A recent publication by the Governors Highway Safety Association indicates that Drug Related Auto Fatalities Are Becoming More Prevalent Than Alcohol Related fatalities. Specifically, drugs were present in 43% of the fatally injured drivers, which is almost double the percentage with alcohol present (at 22%). Of the drugs present marijuana use associated with auto fatalities increased from past years. The report defines drug in four categories: illegal drugs (narcotics, stimulants and hallucinogens), legal non-medical drugs, over the counter and prescription medications. The report focused on illegal drugs and marijuana. In 2015 57% of fatally injured drivers were tested for drugs. Of this 57%, 34 % were illegal drugs, 35.6% marijuana, 9.3 % were amphetamines and 55.1% were other unclassified drugs.

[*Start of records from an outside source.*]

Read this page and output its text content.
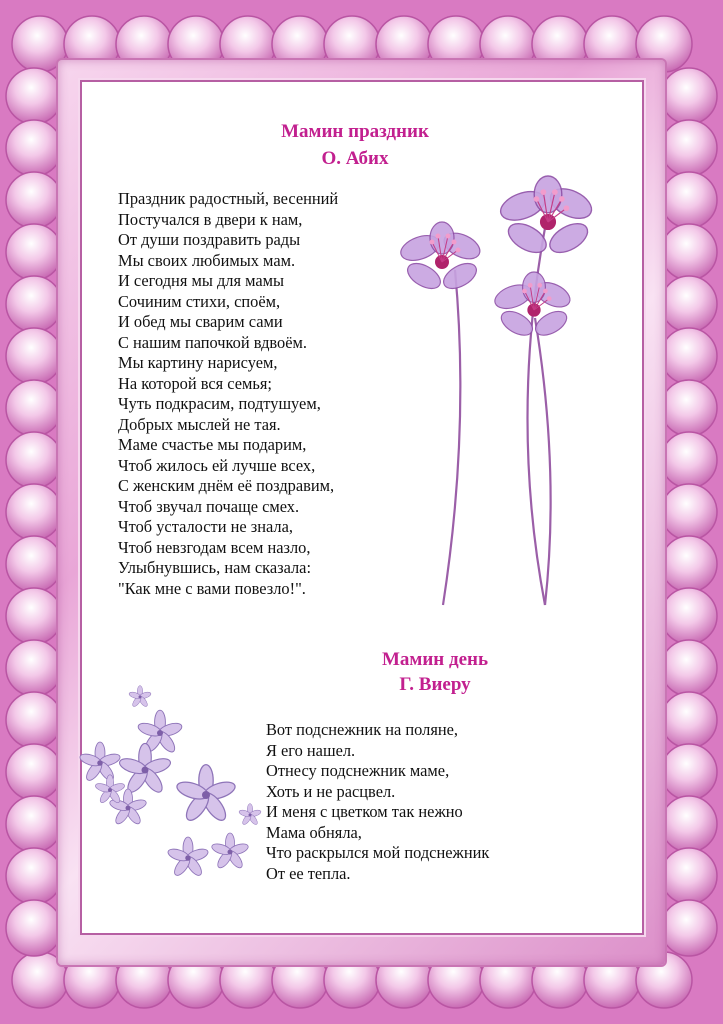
Мамин праздник

О. Абих

Праздник радостный, весенний
Постучался в двери к нам,
От души поздравить рады
Мы своих любимых мам.
И сегодня мы для мамы
Сочиним стихи, споём,
И обед мы сварим сами
С нашим папочкой вдвоём.
Мы картину нарисуем,
На которой вся семья;
Чуть подкрасим, подтушуем,
Добрых мыслей не тая.
Маме счастье мы подарим,
Чтоб жилось ей лучше всех,
С женским днём её поздравим,
Чтоб звучал почаще смех.
Чтоб усталости не знала,
Чтоб невзгодам всем назло,
Улыбнувшись, нам сказала:
"Как мне с вами повезло!".

Мамин день

Г. Виеру

Вот подснежник на поляне,
Я его нашел.
Отнесу подснежник маме,
Хоть и не расцвел.
И меня с цветком так нежно
Мама обняла,
Что раскрылся мой подснежник
От ее тепла.
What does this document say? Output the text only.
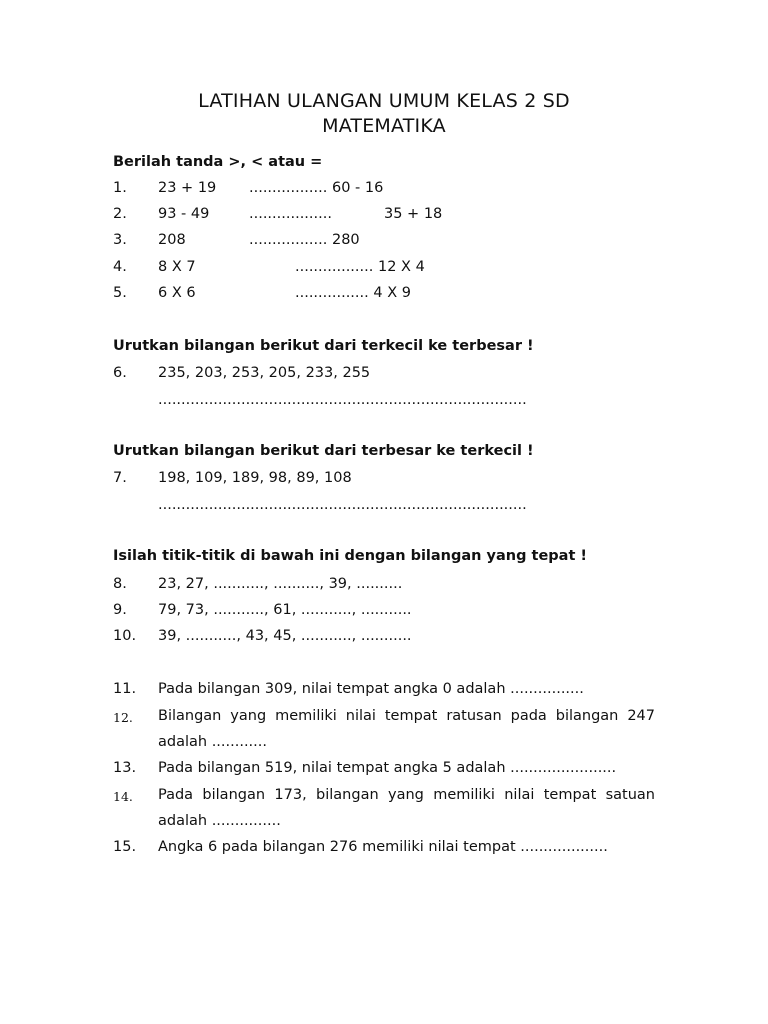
LATIHAN ULANGAN UMUM KELAS 2 SD
MATEMATIKA
Berilah tanda >, < atau =
1. 23 + 19 ................. 60 - 16
2. 93 - 49	..................	35 + 18
3. 208	................. 280
4. 8 X 7	................. 12 X 4
5. 6 X 6	................ 4 X 9
Urutkan bilangan berikut dari terkecil ke terbesar !
6. 235, 203, 253, 205, 233, 255
................................................................................
Urutkan bilangan berikut dari terbesar ke terkecil !
7. 198, 109, 189, 98, 89, 108
................................................................................
Isilah titik-titik di bawah ini dengan bilangan yang tepat !
8. 23, 27, ..........., .........., 39, ..........
9. 79, 73, ..........., 61, ..........., ...........
10. 39, ..........., 43, 45, ..........., ...........
11. Pada bilangan 309, nilai tempat angka 0 adalah ................
12. Bilangan yang memiliki nilai tempat ratusan pada bilangan 247
adalah ............
13. Pada bilangan 519, nilai tempat angka 5 adalah .......................
14. Pada bilangan 173, bilangan yang memiliki nilai tempat satuan
adalah ...............
15. Angka 6 pada bilangan 276 memiliki nilai tempat ...................
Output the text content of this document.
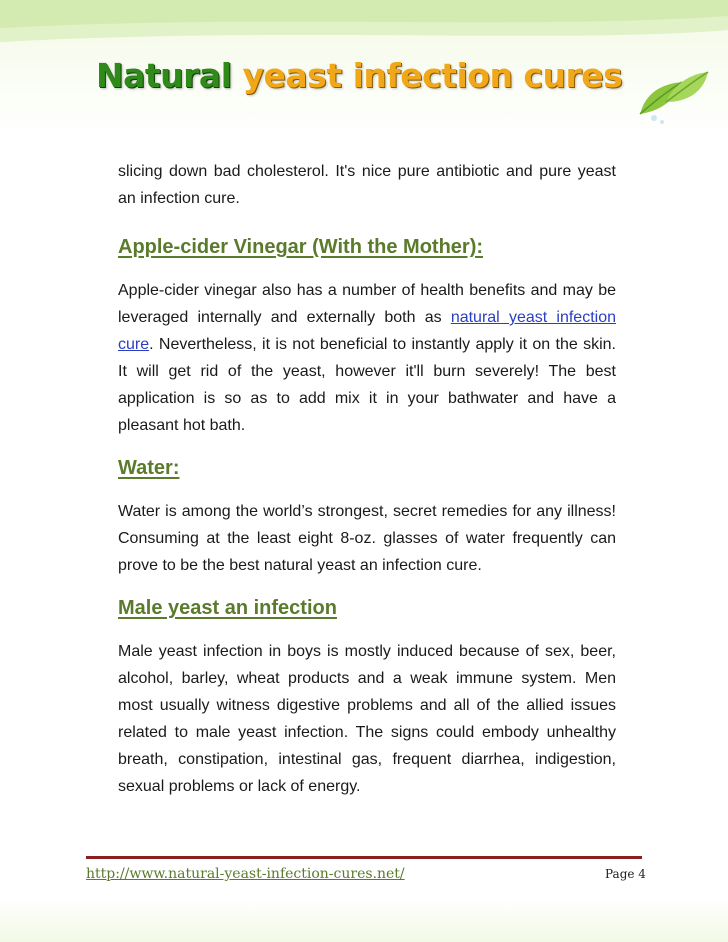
Natural yeast infection cures

slicing down bad cholesterol. It's nice pure antibiotic and pure yeast an infection cure.

Apple-cider Vinegar (With the Mother):

Apple-cider vinegar also has a number of health benefits and may be leveraged internally and externally both as natural yeast infection cure. Nevertheless, it is not beneficial to instantly apply it on the skin. It will get rid of the yeast, however it'll burn severely! The best application is so as to add mix it in your bathwater and have a pleasant hot bath.

Water:

Water is among the world’s strongest, secret remedies for any illness! Consuming at the least eight 8-oz. glasses of water frequently can prove to be the best natural yeast an infection cure.

Male yeast an infection

Male yeast infection in boys is mostly induced because of sex, beer, alcohol, barley, wheat products and a weak immune system. Men most usually witness digestive problems and all of the allied issues related to male yeast infection. The signs could embody unhealthy breath, constipation, intestinal gas, frequent diarrhea, indigestion, sexual problems or lack of energy.

http://www.natural-yeast-infection-cures.net/	Page 4
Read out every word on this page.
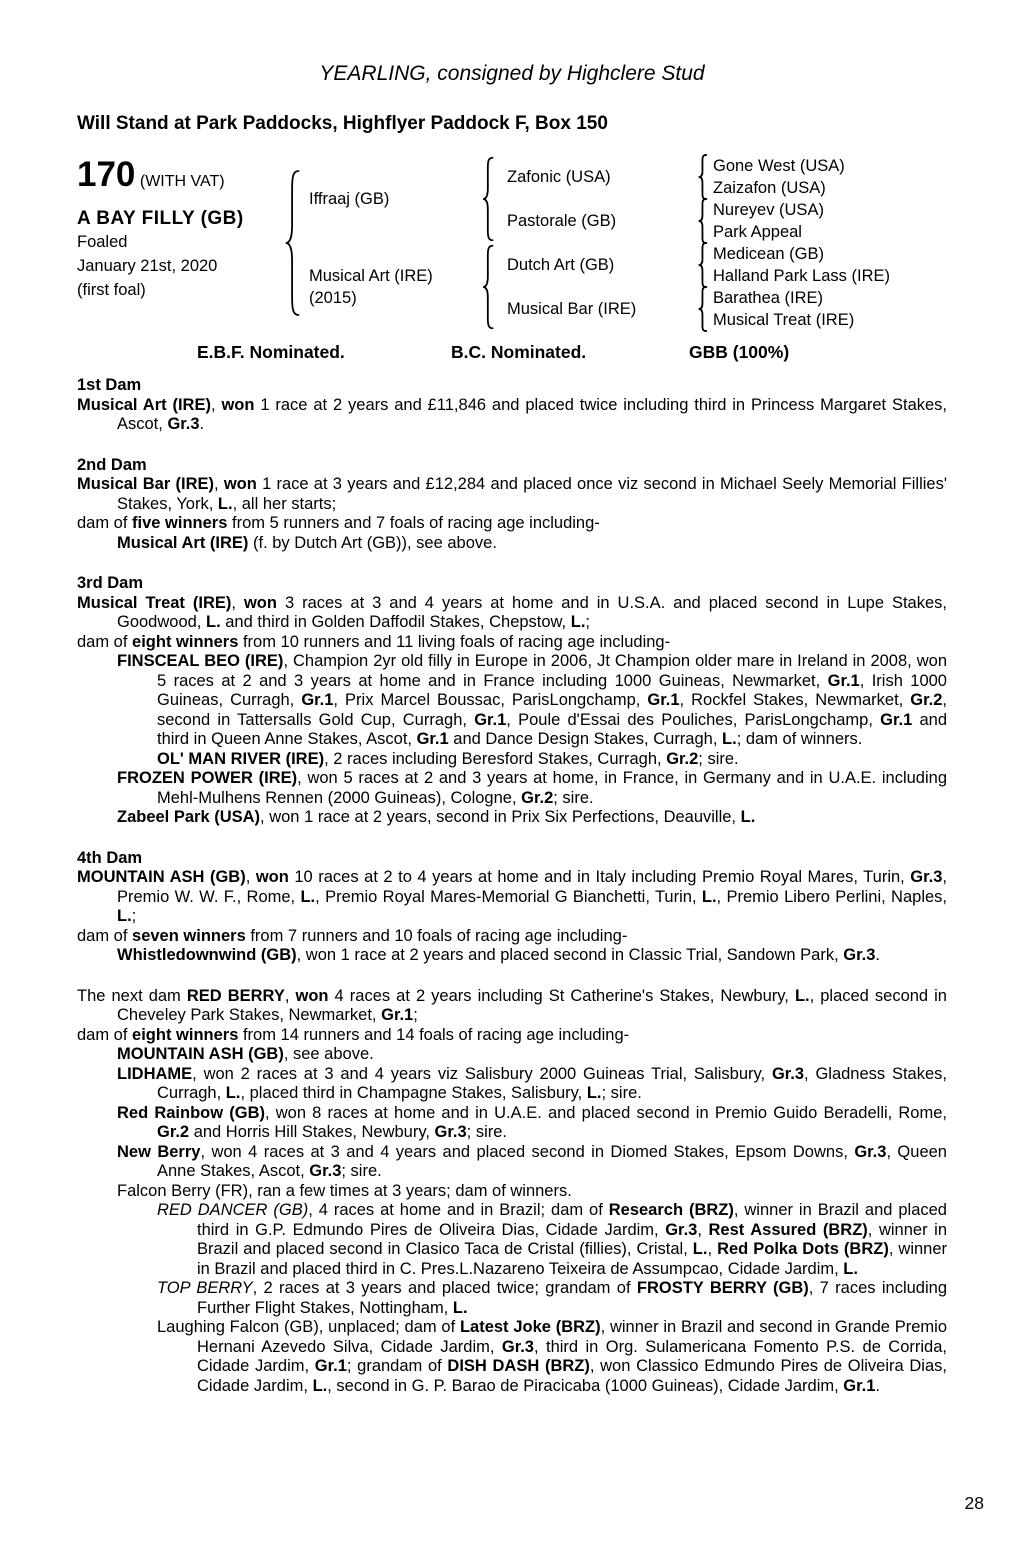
YEARLING, consigned by Highclere Stud
Will Stand at Park Paddocks, Highflyer Paddock F, Box 150
170 (WITH VAT)
A BAY FILLY (GB)
Foaled
January 21st, 2020
(first foal)
Iffraaj (GB)
Musical Art (IRE)
(2015)
Zafonic (USA)
Pastorale (GB)
Dutch Art (GB)
Musical Bar (IRE)
Gone West (USA)
Zaizafon (USA)
Nureyev (USA)
Park Appeal
Medicean (GB)
Halland Park Lass (IRE)
Barathea (IRE)
Musical Treat (IRE)
E.B.F. Nominated.	B.C. Nominated.	GBB (100%)
1st Dam

Musical Art (IRE), won 1 race at 2 years and £11,846 and placed twice including third in Princess Margaret Stakes, Ascot, Gr.3.

2nd Dam

Musical Bar (IRE), won 1 race at 3 years and £12,284 and placed once viz second in Michael Seely Memorial Fillies' Stakes, York, L., all her starts;

dam of five winners from 5 runners and 7 foals of racing age including-

Musical Art (IRE) (f. by Dutch Art (GB)), see above.

3rd Dam

Musical Treat (IRE), won 3 races at 3 and 4 years at home and in U.S.A. and placed second in Lupe Stakes, Goodwood, L. and third in Golden Daffodil Stakes, Chepstow, L.;

dam of eight winners from 10 runners and 11 living foals of racing age including-

FINSCEAL BEO (IRE), Champion 2yr old filly in Europe in 2006, Jt Champion older mare in Ireland in 2008, won 5 races at 2 and 3 years at home and in France including 1000 Guineas, Newmarket, Gr.1, Irish 1000 Guineas, Curragh, Gr.1, Prix Marcel Boussac, ParisLongchamp, Gr.1, Rockfel Stakes, Newmarket, Gr.2, second in Tattersalls Gold Cup, Curragh, Gr.1, Poule d'Essai des Pouliches, ParisLongchamp, Gr.1 and third in Queen Anne Stakes, Ascot, Gr.1 and Dance Design Stakes, Curragh, L.; dam of winners.

OL' MAN RIVER (IRE), 2 races including Beresford Stakes, Curragh, Gr.2; sire.

FROZEN POWER (IRE), won 5 races at 2 and 3 years at home, in France, in Germany and in U.A.E. including Mehl-Mulhens Rennen (2000 Guineas), Cologne, Gr.2; sire.

Zabeel Park (USA), won 1 race at 2 years, second in Prix Six Perfections, Deauville, L.

4th Dam

MOUNTAIN ASH (GB), won 10 races at 2 to 4 years at home and in Italy including Premio Royal Mares, Turin, Gr.3, Premio W. W. F., Rome, L., Premio Royal Mares-Memorial G Bianchetti, Turin, L., Premio Libero Perlini, Naples, L.;

dam of seven winners from 7 runners and 10 foals of racing age including-

Whistledownwind (GB), won 1 race at 2 years and placed second in Classic Trial, Sandown Park, Gr.3.

The next dam RED BERRY, won 4 races at 2 years including St Catherine's Stakes, Newbury, L., placed second in Cheveley Park Stakes, Newmarket, Gr.1;

dam of eight winners from 14 runners and 14 foals of racing age including-

MOUNTAIN ASH (GB), see above.

LIDHAME, won 2 races at 3 and 4 years viz Salisbury 2000 Guineas Trial, Salisbury, Gr.3, Gladness Stakes, Curragh, L., placed third in Champagne Stakes, Salisbury, L.; sire.

Red Rainbow (GB), won 8 races at home and in U.A.E. and placed second in Premio Guido Beradelli, Rome, Gr.2 and Horris Hill Stakes, Newbury, Gr.3; sire.

New Berry, won 4 races at 3 and 4 years and placed second in Diomed Stakes, Epsom Downs, Gr.3, Queen Anne Stakes, Ascot, Gr.3; sire.

Falcon Berry (FR), ran a few times at 3 years; dam of winners.

RED DANCER (GB), 4 races at home and in Brazil; dam of Research (BRZ), winner in Brazil and placed third in G.P. Edmundo Pires de Oliveira Dias, Cidade Jardim, Gr.3, Rest Assured (BRZ), winner in Brazil and placed second in Clasico Taca de Cristal (fillies), Cristal, L., Red Polka Dots (BRZ), winner in Brazil and placed third in C. Pres.L.Nazareno Teixeira de Assumpcao, Cidade Jardim, L.

TOP BERRY, 2 races at 3 years and placed twice; grandam of FROSTY BERRY (GB), 7 races including Further Flight Stakes, Nottingham, L.

Laughing Falcon (GB), unplaced; dam of Latest Joke (BRZ), winner in Brazil and second in Grande Premio Hernani Azevedo Silva, Cidade Jardim, Gr.3, third in Org. Sulamericana Fomento P.S. de Corrida, Cidade Jardim, Gr.1; grandam of DISH DASH (BRZ), won Classico Edmundo Pires de Oliveira Dias, Cidade Jardim, L., second in G. P. Barao de Piracicaba (1000 Guineas), Cidade Jardim, Gr.1.

28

Colorado, one of the first states to legalize recreational marijuana, had a 48% increase in marijuana related traffic deaths since legalization in 2013. The report also references a survey of Colorado and Washington marijuana users indicating that 43% of those who used marijuana drove under the influence. The reality is regardless of the substance, whether a drug or alcohol, an impaired individual should not decide to drive any vehicle while under the influence.
Arizona has a zero tolerance for the presence of THC and metabolites detected in a driver’s system. Meaning if you are pulled over and tested for THC and metabolites, the State can charge you with driving under the influence. The only exclusion being that medicinal marijuana patient can’t be charged for driving under influence for merely having THC and metabolites in their system, provided the concentrate is not sufficient enough to cause impairment.